Millennial investors have been forced to face down a historic global financial crisis and one of the worst pandemics in a generation in a little over a decade. However, this has been a terrific environment for investors who’ve stayed in the bull market. Central banks have telegraphed their intent to shrink balance sheets and draw down on the incredibly accommodative monetary policy they have practiced in recent years. Investors may need to be more selective in this climate. Today, I want to look at four growth stocks that millennials can count on for long-term growth.
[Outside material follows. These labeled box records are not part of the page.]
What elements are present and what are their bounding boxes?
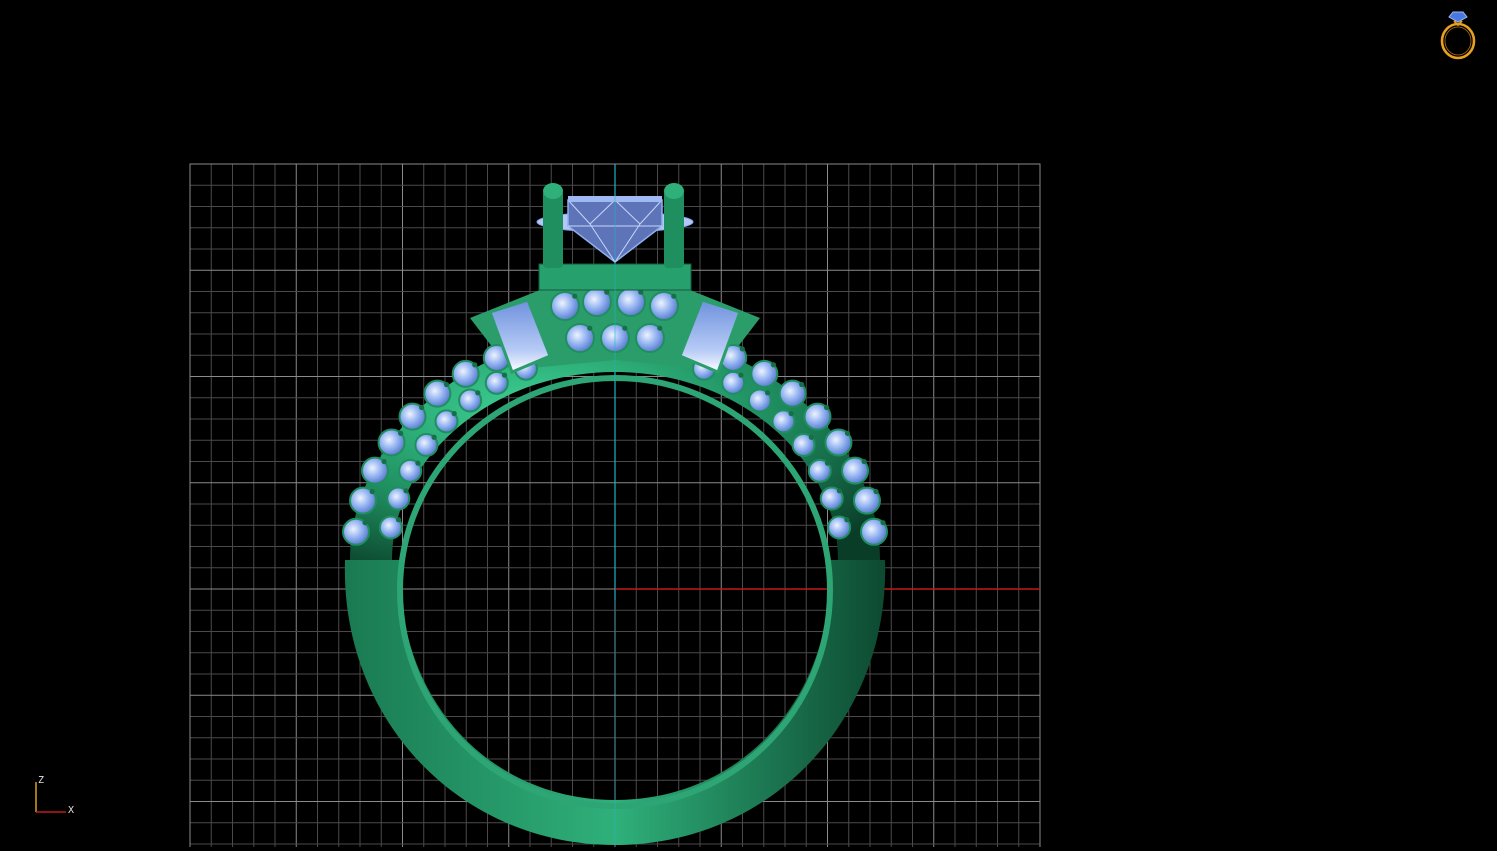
pave-bead <box>443 381 450 388</box>
pave-bead <box>419 404 425 411</box>
pave-bead <box>501 372 508 378</box>
pave-bead <box>622 325 628 331</box>
pave-bead <box>844 517 850 523</box>
pave-bead <box>836 488 843 494</box>
prong-left <box>543 190 563 268</box>
axis-x-label: X <box>68 805 74 816</box>
pave-bead <box>381 458 387 465</box>
pave-bead <box>657 325 663 331</box>
ring-logo-icon[interactable] <box>1437 8 1479 62</box>
pave-bead <box>861 458 867 465</box>
pave-bead <box>799 381 805 388</box>
pave-bead <box>738 372 744 378</box>
prong-tip-left <box>543 183 563 199</box>
pave-bead <box>880 520 886 526</box>
3d-viewport[interactable]: Z X <box>0 0 1497 851</box>
pave-bead <box>844 430 851 436</box>
pave-bead <box>395 517 402 523</box>
pave-bead <box>398 430 404 436</box>
viewport-canvas[interactable]: Z X <box>0 0 1497 851</box>
pave-bead <box>671 293 677 299</box>
pave-bead <box>403 488 409 494</box>
pave-bead <box>788 411 794 417</box>
pave-bead <box>475 390 481 396</box>
pave-bead <box>369 488 375 495</box>
axis-indicator: Z X <box>35 775 74 816</box>
pave-bead <box>823 404 830 411</box>
pave-bead <box>431 434 437 440</box>
pave-bead <box>770 362 777 368</box>
pave-bead <box>472 362 478 368</box>
prong-tip-right <box>664 183 684 199</box>
pave-bead <box>572 293 578 299</box>
pave-bead <box>739 346 745 352</box>
axis-z-label: Z <box>38 775 44 786</box>
pave-bead <box>764 390 771 396</box>
pave-bead <box>587 325 593 331</box>
pave-bead <box>415 460 421 466</box>
pave-bead <box>808 434 814 440</box>
prong-right <box>664 190 684 268</box>
pave-bead <box>451 411 457 417</box>
pave-bead <box>873 488 879 495</box>
pave-bead <box>824 460 831 466</box>
pave-bead <box>362 520 368 526</box>
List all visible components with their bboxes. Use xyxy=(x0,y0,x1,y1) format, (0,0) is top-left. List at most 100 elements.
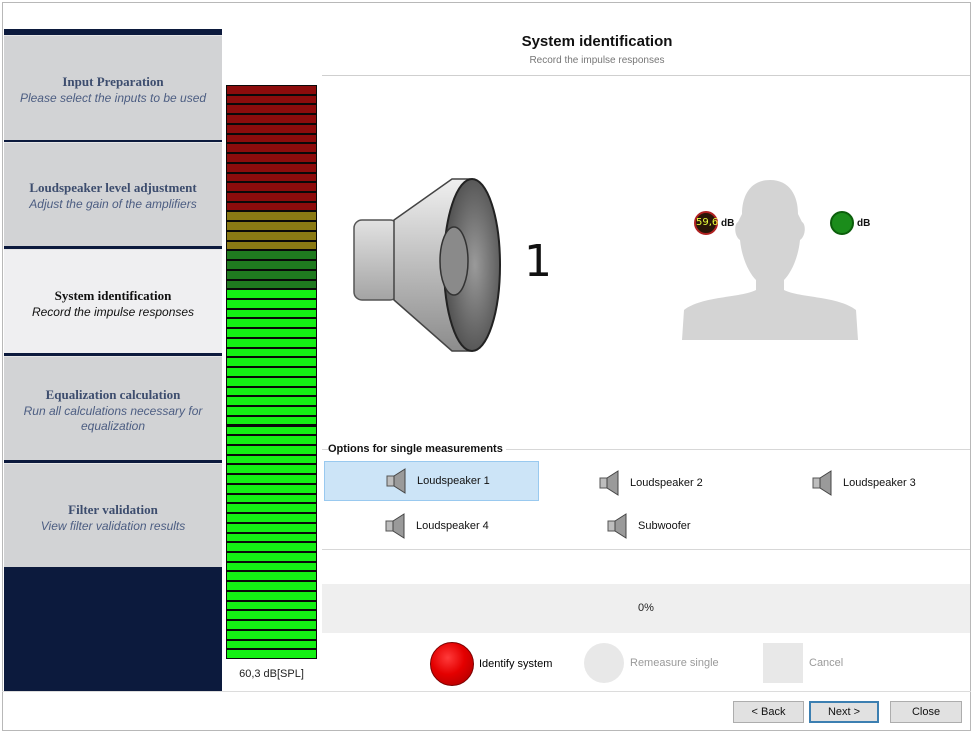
meter-segment xyxy=(227,368,316,376)
meter-segment xyxy=(227,309,316,318)
meter-segment xyxy=(227,640,316,649)
loudspeaker-4-option[interactable]: Loudspeaker 4 xyxy=(324,506,539,546)
meter-segment xyxy=(227,552,316,561)
meter-segment xyxy=(227,650,316,658)
meter-segment xyxy=(227,621,316,629)
meter-segment xyxy=(227,95,316,104)
options-bottom-divider xyxy=(322,549,970,550)
meter-segment xyxy=(227,134,316,143)
meter-segment xyxy=(227,144,316,153)
step-title: Input Preparation xyxy=(62,74,164,89)
loudspeaker-2-option[interactable]: Loudspeaker 2 xyxy=(538,463,753,503)
step-filter-validation[interactable]: Filter validation View filter validation… xyxy=(4,463,222,567)
option-label: Loudspeaker 2 xyxy=(630,477,703,489)
step-subtitle: Please select the inputs to be used xyxy=(19,91,207,105)
next-button[interactable]: Next > xyxy=(809,701,879,723)
meter-segment xyxy=(227,387,316,396)
footer-divider xyxy=(2,691,971,692)
meter-segment xyxy=(227,183,316,191)
remeasure-single-button[interactable]: Remeasure single xyxy=(584,643,719,683)
close-button[interactable]: Close xyxy=(890,701,962,723)
meter-segment xyxy=(227,465,316,474)
meter-segment xyxy=(227,163,316,172)
progress-bar: 0% xyxy=(322,584,970,633)
level-meter xyxy=(226,85,317,659)
meter-segment xyxy=(227,543,316,551)
step-equalization-calculation[interactable]: Equalization calculation Run all calcula… xyxy=(4,356,222,460)
speaker-small-icon xyxy=(385,513,405,539)
speaker-small-icon xyxy=(812,470,832,496)
loudspeaker-1-option[interactable]: Loudspeaker 1 xyxy=(324,461,539,501)
step-subtitle: Record the impulse responses xyxy=(31,305,195,319)
meter-segment xyxy=(227,241,316,250)
option-label: Subwoofer xyxy=(638,520,691,532)
meter-segment xyxy=(227,582,316,590)
meter-segment xyxy=(227,329,316,337)
step-loudspeaker-level[interactable]: Loudspeaker level adjustment Adjust the … xyxy=(4,142,222,246)
meter-segment xyxy=(227,494,316,503)
meter-segment xyxy=(227,222,316,230)
meter-segment xyxy=(227,231,316,240)
speaker-small-icon xyxy=(599,470,619,496)
meter-segment xyxy=(227,445,316,454)
stop-icon xyxy=(763,643,803,683)
meter-segment xyxy=(227,572,316,581)
meter-segment xyxy=(227,591,316,600)
left-ear-unit: dB xyxy=(721,218,735,229)
step-subtitle: Run all calculations necessary for equal… xyxy=(23,404,203,433)
step-system-identification[interactable]: System identification Record the impulse… xyxy=(4,249,222,353)
meter-segment xyxy=(227,397,316,406)
meter-segment xyxy=(227,562,316,571)
step-title: Loudspeaker level adjustment xyxy=(29,180,197,195)
meter-segment xyxy=(227,601,316,610)
option-label: Loudspeaker 3 xyxy=(843,477,916,489)
meter-segment xyxy=(227,193,316,201)
head-silhouette-icon xyxy=(682,180,858,340)
option-label: Loudspeaker 4 xyxy=(416,520,489,532)
meter-segment xyxy=(227,504,316,513)
meter-segment xyxy=(227,154,316,162)
step-sidebar: Input Preparation Please select the inpu… xyxy=(4,29,222,691)
meter-segment xyxy=(227,416,316,425)
meter-segment xyxy=(227,270,316,279)
meter-segment xyxy=(227,173,316,182)
meter-segment xyxy=(227,523,316,532)
meter-segment xyxy=(227,533,316,542)
meter-segment xyxy=(227,475,316,483)
level-meter-label: 60,3 dB[SPL] xyxy=(239,668,304,680)
meter-segment xyxy=(227,348,316,357)
step-subtitle: Adjust the gain of the amplifiers xyxy=(29,197,197,211)
left-ear-value: 59,6 xyxy=(696,217,719,228)
speaker-small-icon xyxy=(386,468,406,494)
meter-segment xyxy=(227,124,316,133)
subwoofer-option[interactable]: Subwoofer xyxy=(546,506,761,546)
meter-segment xyxy=(227,280,316,289)
option-label: Loudspeaker 1 xyxy=(417,475,490,487)
meter-segment xyxy=(227,407,316,415)
options-title: Options for single measurements xyxy=(328,443,506,455)
meter-segment xyxy=(227,105,316,114)
cancel-measurement-button[interactable]: Cancel xyxy=(763,643,843,683)
progress-text: 0% xyxy=(638,602,654,614)
meter-segment xyxy=(227,358,316,367)
step-title: Filter validation xyxy=(68,502,158,517)
meter-segment xyxy=(227,300,316,308)
identify-system-button[interactable]: Identify system xyxy=(430,642,552,686)
meter-segment xyxy=(227,484,316,493)
meter-segment xyxy=(227,261,316,269)
speaker-number: 1 xyxy=(524,236,552,287)
step-input-preparation[interactable]: Input Preparation Please select the inpu… xyxy=(4,35,222,140)
header-divider xyxy=(322,75,970,76)
record-icon xyxy=(430,642,474,686)
remeasure-icon xyxy=(584,643,624,683)
left-ear-level-indicator: 59,6 xyxy=(694,211,718,235)
meter-segment xyxy=(227,86,316,94)
loudspeaker-3-option[interactable]: Loudspeaker 3 xyxy=(751,463,966,503)
meter-segment xyxy=(227,319,316,328)
right-ear-unit: dB xyxy=(857,218,871,229)
speaker-small-icon xyxy=(607,513,627,539)
loudspeaker-icon xyxy=(353,178,501,352)
meter-segment xyxy=(227,212,316,221)
back-button[interactable]: < Back xyxy=(733,701,804,723)
meter-segment xyxy=(227,338,316,347)
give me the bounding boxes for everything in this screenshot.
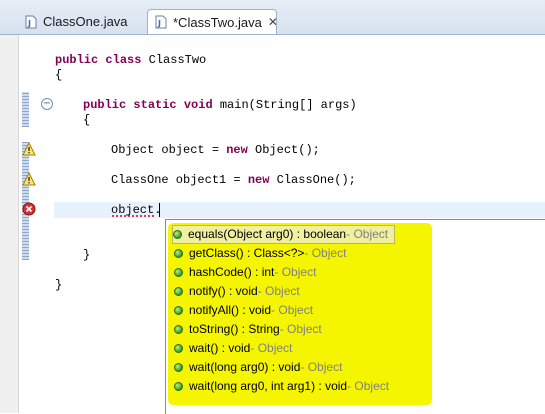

Why millennials need to target healthcare stocks in the 2020s
Andlauer Healthcare (TSX:AND) is a Toronto-based supply chain management partner that services the health care sector. Shares of this growth stock have climbed 36% year over year as of close on January 19. However, the stock has dropped 8.7% to start 2022. Millennials should look to get in on the tech and healthcare sectors this decade.
In Q3 2021, the company delivered revenue growth of 37% to $104 million. Meanwhile, net income and comprehensive income jumped 41% to $12.2 million. Andlauer has a solid balance sheet and is on track for strong growth going forward. It is in favourable value territory compared to its industry peers at the time of this writing.
This tech growth stock is ready to tackle the ongoing supply-chain crisis
Kinaxis (TSX:KXS) is another growth stock that offers supply-chain management solutions. Indeed, Kinaxis’s RapidResponse software has made the company a global leader in this emerging tech space. The ongoing supply chain crisis in North America should spur investors to snatch up Kinaxis, as it continues to lure top global companies. This is a great reason for millennials to snag Kinaxis right now.
Shares of this growth stock have dropped 10% so far this year. It delivered SaaS revenue growth of 14% to $44.7 million in the third quarter of 2021. Back in November 2021, I’d recommended that investors snatch up this tech stock for the long term. This growth stock possesses an RSI of 27, putting it in technically oversold territory at the time of this writing.
Here’s another growth stock to consider in late January 2022
Cargojet (TSX:CJT) is another growth stock millennials should seek out in late January. This Mississauga-based company provides time sensitive overnight air cargo services in Canada. Shares of this growth stock declined 22% in 2021. However, the stock has jumped 14% in 2022 so far.
In the near term, Cargojet should see an earning boost due to the fires in British Columbia that forced more shippers to take to the air. Investors will see its final batch of 2021 results on March 7, 2022. It is not too late for millennials to ride the wave of this growth stock right now.
Millennials should get in on the grocery-delivery space
Goodfood Market (TSX:FOOD) is the fourth growth stock millennials should seek out right now. Grocery-delivery services experienced huge growth due to the COVID-19 pandemic. However, Goodfood has plunged 74% year over year as of close on January 19.
There were some promising signs in its first-quarter fiscal 2022 report released on January 18. It delivered 50% growth in quarterly active customers since the launch of its quick-commerce delivery service. I’d recommended that investors take a chance on Goodfood in late 2021.
This growth stock last had an RSI of 31, putting it just outside technically oversold territory.